CUDA PTX cp.async.cg performs differently on Ampere and Hopper

Hi, I’m using cp.async.cg.shared.global [%0], [%1], 16; to asynchronous copy data from global memory to shared memory.
I’m running the same code on Ampere and Hopper, in Ampere the code works fine, but on Hopper an error occured:

========= Invalid __shared__ write of size 16 bytes
=========     at 0x13c0 in /home/zhaohs/tmp_spmm/spmm_compute/src/ptx_tf32.h:57:async_copy_idx(unsigned int, const unsigned int *)
=========     by thread (1,0,0) in block (201,0,0)
=========     Address 0x8c0 is out of bounds
=========     Device Frame:/home/zhaohs/tmp_spmm/spmm_compute/src/mma_tf32.h:511:tf32_computeX128(const unsigned long *, const unsigned int *, const float *, const unsigned int *, const unsigned int *, const float *, float *, unsigned int, unsigned int) [0x1390]
=========     Saved host backtrace up to driver entry point at kernel launch time
=========     Host Frame: [0x32e130]
=========                in /lib/x86_64-linux-gnu/libcuda.so.1
=========     Host Frame:__cudart800 [0x1b4cb]
=========                in /home/zhaohs/tmp_spmm/spmm_compute/./mma_tf32
=========     Host Frame:cudaLaunchKernel [0x7766b]
=========                in /home/zhaohs/tmp_spmm/spmm_compute/./mma_tf32
=========     Host Frame:__device_stub__Z16tf32_computeX128PKmPKjPKfS2_S2_S4_Pfjj(unsigned long const*, unsigned int const*, float const*, unsigned int const*, unsigned int const*, float const*, float*, unsigned int, unsigned int) [0xf16c]
=========                in /home/zhaohs/tmp_spmm/spmm_compute/./mma_tf32
=========     Host Frame:tf32_spmm(METCFBit<float>&, BME<float>&, COO<float>*, unsigned int, std::__cxx11::basic_string<char, std::char_traits<char>, std::allocator<char> >, bool, bool) [0x1048c]

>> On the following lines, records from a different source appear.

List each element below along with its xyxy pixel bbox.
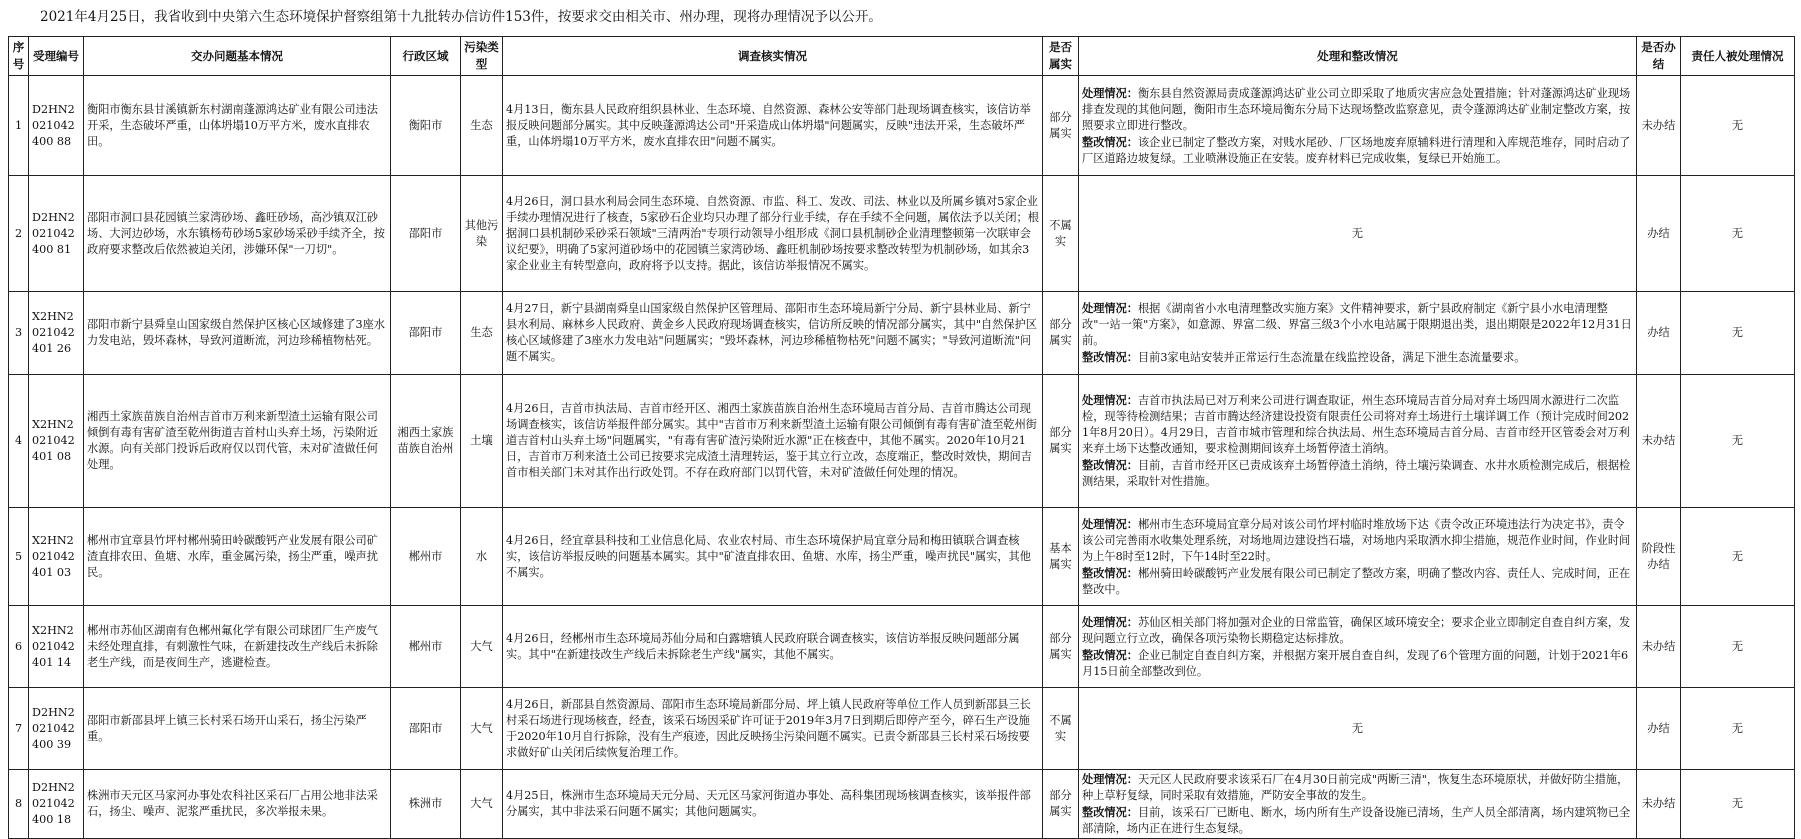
- cell-done: 未办结: [1637, 606, 1681, 688]
- table-row: [9, 375, 1795, 508]
- header-region: 行政区域: [391, 37, 461, 76]
- cell-issue: 郴州市苏仙区湖南有色郴州氟化学有限公司球团厂生产废气未经处理直排，有刺激性气味，在新建技改生产线后未拆除老生产线，而是夜间生产，逃避检查。: [84, 606, 391, 688]
- cell-done: 未办结: [1637, 76, 1681, 176]
- cell-investigation: 4月26日，经宜章县科技和工业信息化局、农业农村局、市生态环境保护局宜章分局和梅田镇联合调查核实，该信访举报反映的问题基本属实。其中"矿渣直排农田、鱼塘、水库，扬尘严重，噪声扰民"属实，其他不属实。: [503, 508, 1043, 606]
- cell-seq: 8: [9, 770, 29, 839]
- complaint-table: [8, 36, 1795, 839]
- cell-handling: [1079, 508, 1637, 606]
- cell-done: 办结: [1637, 292, 1681, 375]
- handling-label: 处理情况：: [1082, 516, 1138, 531]
- cell-issue: 邵阳市新邵县坪上镇三长村采石场开山采石，扬尘污染严重。: [84, 688, 391, 770]
- handling-text: 无: [1351, 721, 1364, 735]
- cell-id: D2HN2021042400 39: [29, 688, 84, 770]
- rectify-label: 整改情况：: [1082, 134, 1138, 149]
- table-row: [9, 606, 1795, 688]
- handling-text: 无: [1351, 226, 1364, 240]
- cell-done: 未办结: [1637, 770, 1681, 839]
- cell-id: D2HN2021042400 18: [29, 770, 84, 839]
- header-handling: 处理和整改情况: [1079, 37, 1637, 76]
- rectify-text: 企业已制定自查自纠方案，并根据方案开展自查自纠，发现了6个管理方面的问题，计划于2021年6月15日前全部整改到位。: [1082, 648, 1629, 678]
- cell-issue: 邵阳市新宁县舜皇山国家级自然保护区核心区域修建了3座水力发电站，毁坏森林，导致河道断流，河边珍稀植物枯死。: [84, 292, 391, 375]
- rectify-label: 整改情况：: [1082, 458, 1138, 472]
- cell-id: X2HN2021042401 03: [29, 508, 84, 606]
- cell-verified: 部分属实: [1043, 375, 1079, 508]
- cell-region: 郴州市: [391, 606, 461, 688]
- cell-verified: 不属实: [1043, 176, 1079, 292]
- cell-region: 邵阳市: [391, 292, 461, 375]
- handling-label: 处理情况：: [1082, 393, 1138, 407]
- rectify-text: 目前3家电站安装并正常运行生态流量在线监控设备，满足下泄生态流量要求。: [1137, 351, 1526, 364]
- header-verified: 是否属实: [1043, 37, 1079, 76]
- cell-seq: 7: [9, 688, 29, 770]
- rectify-label: 整改情况：: [1082, 805, 1138, 819]
- handling-label: 处理情况：: [1082, 772, 1138, 786]
- cell-done: 未办结: [1637, 375, 1681, 508]
- header-id: 受理编号: [29, 37, 84, 76]
- header-investigation: 调查核实情况: [503, 37, 1043, 76]
- handling-label: 处理情况：: [1082, 301, 1138, 315]
- header-seq: 序号: [9, 37, 29, 76]
- cell-accountable: 无: [1681, 770, 1795, 839]
- cell-id: D2HN2021042400 88: [29, 76, 84, 176]
- cell-issue: 邵阳市洞口县花园镇兰家湾砂场、鑫旺砂场，高沙镇双江砂场、大河边砂场，水东镇杨苟砂场5家砂场采砂手续齐全，按政府要求整改后依然被迫关闭，涉嫌环保"一刀切"。: [84, 176, 391, 292]
- cell-seq: 3: [9, 292, 29, 375]
- table-row: [9, 292, 1795, 375]
- cell-done: 阶段性办结: [1637, 508, 1681, 606]
- cell-accountable: 无: [1681, 375, 1795, 508]
- table-row: [9, 770, 1795, 839]
- rectify-label: 整改情况：: [1082, 647, 1138, 662]
- cell-issue: 株洲市天元区马家河办事处农科社区采石厂占用公地非法采石，扬尘、噪声、泥浆严重扰民，多次举报未果。: [84, 770, 391, 839]
- cell-accountable: 无: [1681, 688, 1795, 770]
- cell-id: X2HN2021042401 26: [29, 292, 84, 375]
- cell-seq: 4: [9, 375, 29, 508]
- cell-region: 邵阳市: [391, 688, 461, 770]
- cell-accountable: 无: [1681, 176, 1795, 292]
- table-row: [9, 508, 1795, 606]
- cell-investigation: 4月26日，洞口县水利局会同生态环境、自然资源、市监、科工、发改、司法、林业以及所属乡镇对5家企业手续办理情况进行了核查，5家砂石企业均只办理了部分行业手续，存在手续不全问题，属依法予以关闭；根据洞口县机制砂采砂采石领域"三清两治"专项行动领导小组形成《洞口县机制砂企业清理整顿第一次联审会议纪要》，明确了5家河道砂场中的花园镇兰家湾砂场、鑫旺机制砂场按要求整改转型为机制砂场，如其余3家企业业主有转型意向，政府将予以支持。据此，该信访举报情况不属实。: [503, 176, 1043, 292]
- cell-accountable: 无: [1681, 508, 1795, 606]
- cell-type: 其他污染: [461, 176, 503, 292]
- cell-verified: 基本属实: [1043, 508, 1079, 606]
- cell-seq: 5: [9, 508, 29, 606]
- cell-accountable: 无: [1681, 76, 1795, 176]
- cell-seq: 2: [9, 176, 29, 292]
- cell-accountable: 无: [1681, 606, 1795, 688]
- table-row: [9, 176, 1795, 292]
- cell-handling: [1079, 606, 1637, 688]
- header-done: 是否办结: [1637, 37, 1681, 76]
- handling-text: 根据《湖南省小水电清理整改实施方案》文件精神要求，新宁县政府制定《新宁县小水电清理整改"一站一策"方案》，如意源、界富二级、界富三级3个小水电站属于限期退出类，退出期限是2022年12月31日前。: [1082, 302, 1632, 347]
- cell-issue: 湘西土家族苗族自治州吉首市万利来新型渣土运输有限公司倾倒有毒有害矿渣至乾州街道吉首村山头弃土场，污染附近水源。向有关部门投诉后政府仅以罚代管，未对矿渣做任何处理。: [84, 375, 391, 508]
- table-row: [9, 76, 1795, 176]
- cell-verified: 部分属实: [1043, 76, 1079, 176]
- handling-text: 天元区人民政府要求该采石厂在4月30日前完成"两断三清"，恢复生态环境原状，并做好防尘措施，种上草籽复绿，同时采取有效措施，严防安全事故的发生。: [1082, 773, 1629, 802]
- rectify-text: 郴州骑田岭碳酸钙产业发展有限公司已制定了整改方案，明确了整改内容、责任人、完成时间，正在整改中。: [1082, 566, 1631, 596]
- cell-done: 办结: [1637, 688, 1681, 770]
- cell-id: X2HN2021042401 08: [29, 375, 84, 508]
- cell-handling: [1079, 375, 1637, 508]
- handling-label: 处理情况：: [1082, 614, 1138, 629]
- cell-handling: [1079, 770, 1637, 839]
- cell-type: 大气: [461, 770, 503, 839]
- cell-seq: 1: [9, 76, 29, 176]
- handling-label: 处理情况：: [1082, 85, 1138, 100]
- cell-investigation: 4月26日，吉首市执法局、吉首市经开区、湘西土家族苗族自治州生态环境局吉首分局、吉首市腾达公司现场调查核实，该信访举报件部分属实。其中"吉首市万利来新型渣土运输有限公司倾倒有毒有害矿渣至乾州街道吉首村山头弃土场"问题属实，"有毒有害矿渣污染附近水源"正在核查中，其他不属实。2020年10月21日，吉首市万利来渣土公司已按要求完成渣土清理转运，鉴于其立行立改，态度端正，整改时效快，期间吉首市相关部门未对其作出行政处罚。不存在政府部门以罚代管，未对矿渣做任何处理的情况。: [503, 375, 1043, 508]
- cell-verified: 部分属实: [1043, 770, 1079, 839]
- cell-region: 株洲市: [391, 770, 461, 839]
- header-accountable: 责任人被处理情况: [1681, 37, 1795, 76]
- cell-investigation: 4月13日，衡东县人民政府组织县林业、生态环境、自然资源、森林公安等部门赴现场调查核实，该信访举报反映问题部分属实。其中反映蓬源鸿达公司"开采造成山体坍塌"问题属实，反映"违法开采，生态破坏严重，山体坍塌10万平方米，废水直排农田"问题不属实。: [503, 76, 1043, 176]
- handling-text: 郴州市生态环境局宜章分局对该公司竹坪村临时堆放场下达《责令改正环境违法行为决定书》，责令该公司完善雨水收集处理系统，对场地周边建设挡石墙，对场地内采取洒水抑尘措施，规范作业时间，作业时间为上午8时至12时，下午14时至22时。: [1082, 517, 1631, 563]
- header-type: 污染类型: [461, 37, 503, 76]
- table-header-row: [9, 37, 1795, 76]
- cell-type: 水: [461, 508, 503, 606]
- table-row: [9, 688, 1795, 770]
- cell-id: X2HN2021042401 14: [29, 606, 84, 688]
- header-issue: 交办问题基本情况: [84, 37, 391, 76]
- handling-text: 苏仙区相关部门将加强对企业的日常监管，确保区域环境安全；要求企业立即制定自查自纠方案，发现问题立行立改，确保各项污染物长期稳定达标排放。: [1082, 615, 1631, 645]
- cell-investigation: 4月25日，株洲市生态环境局天元分局、天元区马家河街道办事处、高科集团现场核调查核实，该举报件部分属实，其中非法采石问题不属实；其他问题属实。: [503, 770, 1043, 839]
- rectify-text: 目前，吉首市经开区已责成该弃土场暂停渣土消纳，待土壤污染调查、水井水质检测完成后，根据检测结果，采取针对性措施。: [1082, 459, 1631, 488]
- cell-investigation: 4月26日，新邵县自然资源局、邵阳市生态环境局新邵分局、坪上镇人民政府等单位工作人员到新邵县三长村采石场进行现场核查，经查，该采石场因采矿许可证于2019年3月7日到期后即停产至今，碎石生产设施于2020年10月自行拆除，没有生产痕迹，因此反映扬尘污染问题不属实。已责令新邵县三长村采石场按要求做好矿山关闭后续恢复治理工作。: [503, 688, 1043, 770]
- cell-region: 郴州市: [391, 508, 461, 606]
- cell-issue: 郴州市宜章县竹坪村郴州骑田岭碳酸钙产业发展有限公司矿渣直排农田、鱼塘、水库，重金属污染，扬尘严重，噪声扰民。: [84, 508, 391, 606]
- cell-seq: 6: [9, 606, 29, 688]
- cell-handling: [1079, 292, 1637, 375]
- cell-accountable: 无: [1681, 292, 1795, 375]
- cell-type: 土壤: [461, 375, 503, 508]
- cell-investigation: 4月26日，经郴州市生态环境局苏仙分局和白露塘镇人民政府联合调查核实，该信访举报反映问题部分属实。其中"在新建技改生产线后未拆除老生产线"属实，其他不属实。: [503, 606, 1043, 688]
- cell-verified: 部分属实: [1043, 606, 1079, 688]
- cell-type: 生态: [461, 292, 503, 375]
- cell-region: 邵阳市: [391, 176, 461, 292]
- cell-handling: [1079, 76, 1637, 176]
- cell-investigation: 4月27日，新宁县湖南舜皇山国家级自然保护区管理局、邵阳市生态环境局新宁分局、新宁县林业局、新宁县水利局、麻林乡人民政府、黄金乡人民政府现场调查核实，信访所反映的情况部分属实，其中"自然保护区核心区域修建了3座水力发电站"问题属实；"毁坏森林，河边珍稀植物枯死"问题不属实；"导致河道断流"问题不属实。: [503, 292, 1043, 375]
- rectify-text: 该企业已制定了整改方案，对贱水尾砂、厂区场地废弃原辅料进行清理和入库规范堆存，同时启动了厂区道路边坡复绿。工业喷淋设施正在安装。废弃材料已完成收集，复绿已开始施工。: [1082, 135, 1631, 165]
- cell-done: 办结: [1637, 176, 1681, 292]
- cell-type: 生态: [461, 76, 503, 176]
- intro-text: 2021年4月25日，我省收到中央第六生态环境保护督察组第十九批转办信访件153件，按要求交由相关市、州办理，现将办理情况予以公开。: [40, 9, 882, 25]
- cell-type: 大气: [461, 606, 503, 688]
- cell-handling: [1079, 688, 1637, 770]
- cell-issue: 衡阳市衡东县甘溪镇新东村湖南蓬源鸿达矿业有限公司违法开采，生态破坏严重，山体坍塌10万平方米，废水直排农田。: [84, 76, 391, 176]
- cell-region: 衡阳市: [391, 76, 461, 176]
- rectify-label: 整改情况：: [1082, 565, 1138, 580]
- cell-id: D2HN2021042400 81: [29, 176, 84, 292]
- cell-region: 湘西土家族苗族自治州: [391, 375, 461, 508]
- cell-type: 大气: [461, 688, 503, 770]
- cell-verified: 部分属实: [1043, 292, 1079, 375]
- cell-verified: 不属实: [1043, 688, 1079, 770]
- rectify-text: 目前，该采石厂已断电、断水，场内所有生产设备设施已清场，生产人员全部清离，场内建筑物已全部清除，场内正在进行生态复绿。: [1082, 806, 1631, 835]
- handling-text: 衡东县自然资源局责成蓬源鸿达矿业公司立即采取了地质灾害应急处置措施；针对蓬源鸿达矿业现场排查发现的其他问题，衡阳市生态环境局衡东分局下达现场整改监察意见，责令蓬源鸿达矿业制定整改方案，按照要求立即进行整改。: [1082, 86, 1631, 132]
- handling-text: 吉首市执法局已对万利来公司进行调查取证，州生态环境局吉首分局对弃土场四周水源进行二次监检，现等待检测结果；吉首市腾达经济建设投资有限责任公司将对弃土场进行土壤详调工作（预计完成时间2021年8月20日）。4月29日，吉首市城市管理和综合执法局、州生态环境局吉首分局、吉首市经开区管委会对万利来弃土场下达整改通知，要求检测期间该弃土场暂停渣土消纳。: [1082, 394, 1630, 455]
- cell-handling: [1079, 176, 1637, 292]
- rectify-label: 整改情况：: [1082, 350, 1138, 364]
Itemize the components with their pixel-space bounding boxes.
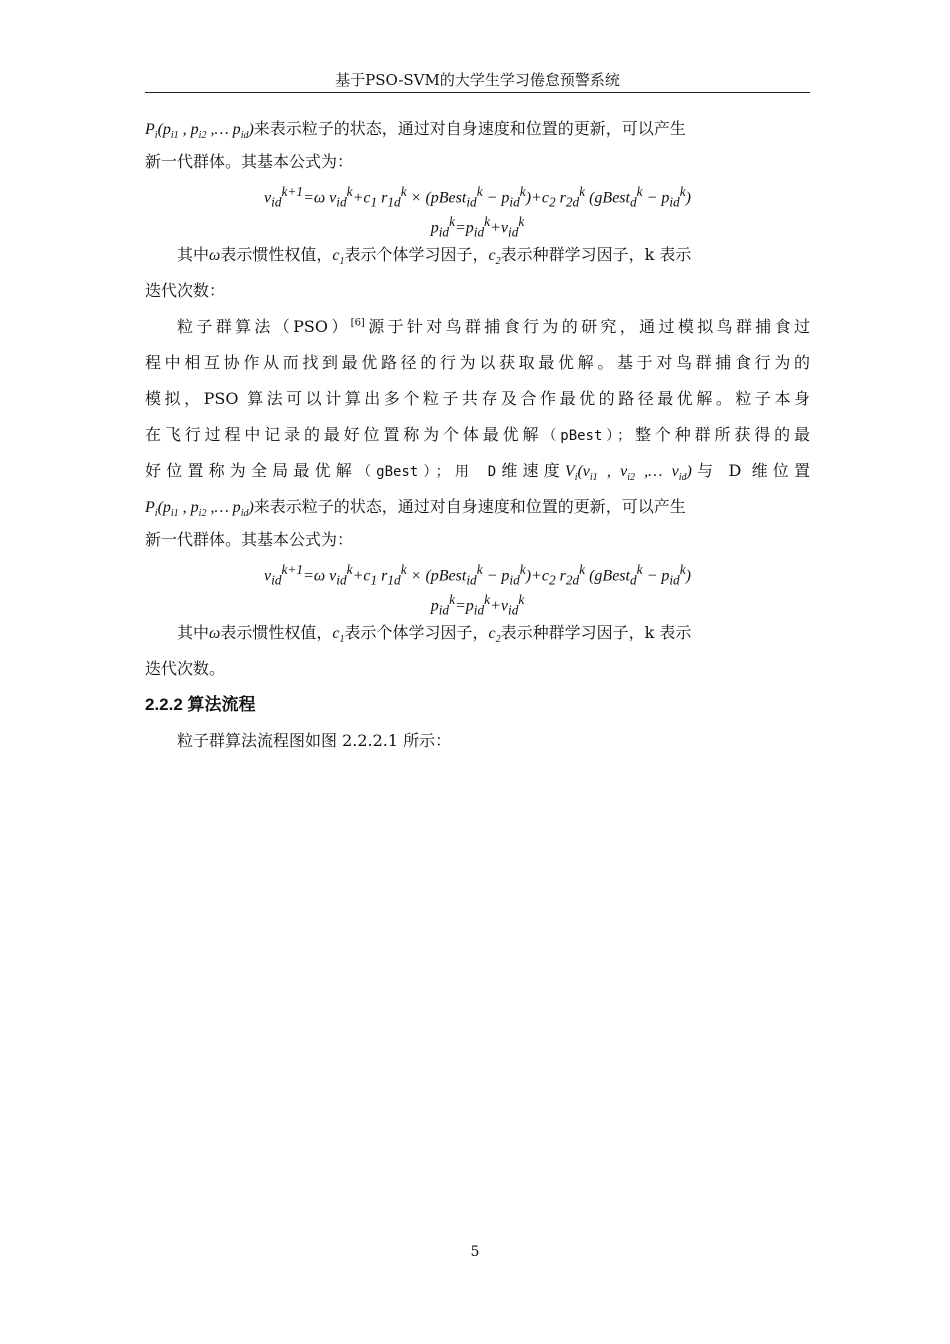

Does anyone know why this happens?
Any help would be so appreciated!

This error typically means there are index calculation errors or the shared memory size is calculated incorrectly.
Without a minimal reproducer, it will be hard to find out the exact cause.

That is the relevant error.

Hi, I give a minimal reproducer in the reply, could you please help and take a look at it. Thanks a lot!

Is this, what you intended? << 2 multiplies by 4, << 4 multiplies by 16; together you multiply by 64.
Your shared memory array size is 16 only.

You also have a problem with the memory you are copying from. Both only are large enough for the first thread (tid == 0), not the second one (tid == 1).

1 Like

I got it, thanks! But BTW, why does it run correct in Ampere?

Perhaps Ampere allocates more memory (rounded up) or has coarser memory protection mechanisms? Not sure, why it worked. Especially with the sanitizer.

Perhaps somebody else can point out, which sanitizer settings would have caught this.

1 Like

Got it! Thank you again!

This topic was automatically closed 14 days after the last reply. New replies are no longer allowed.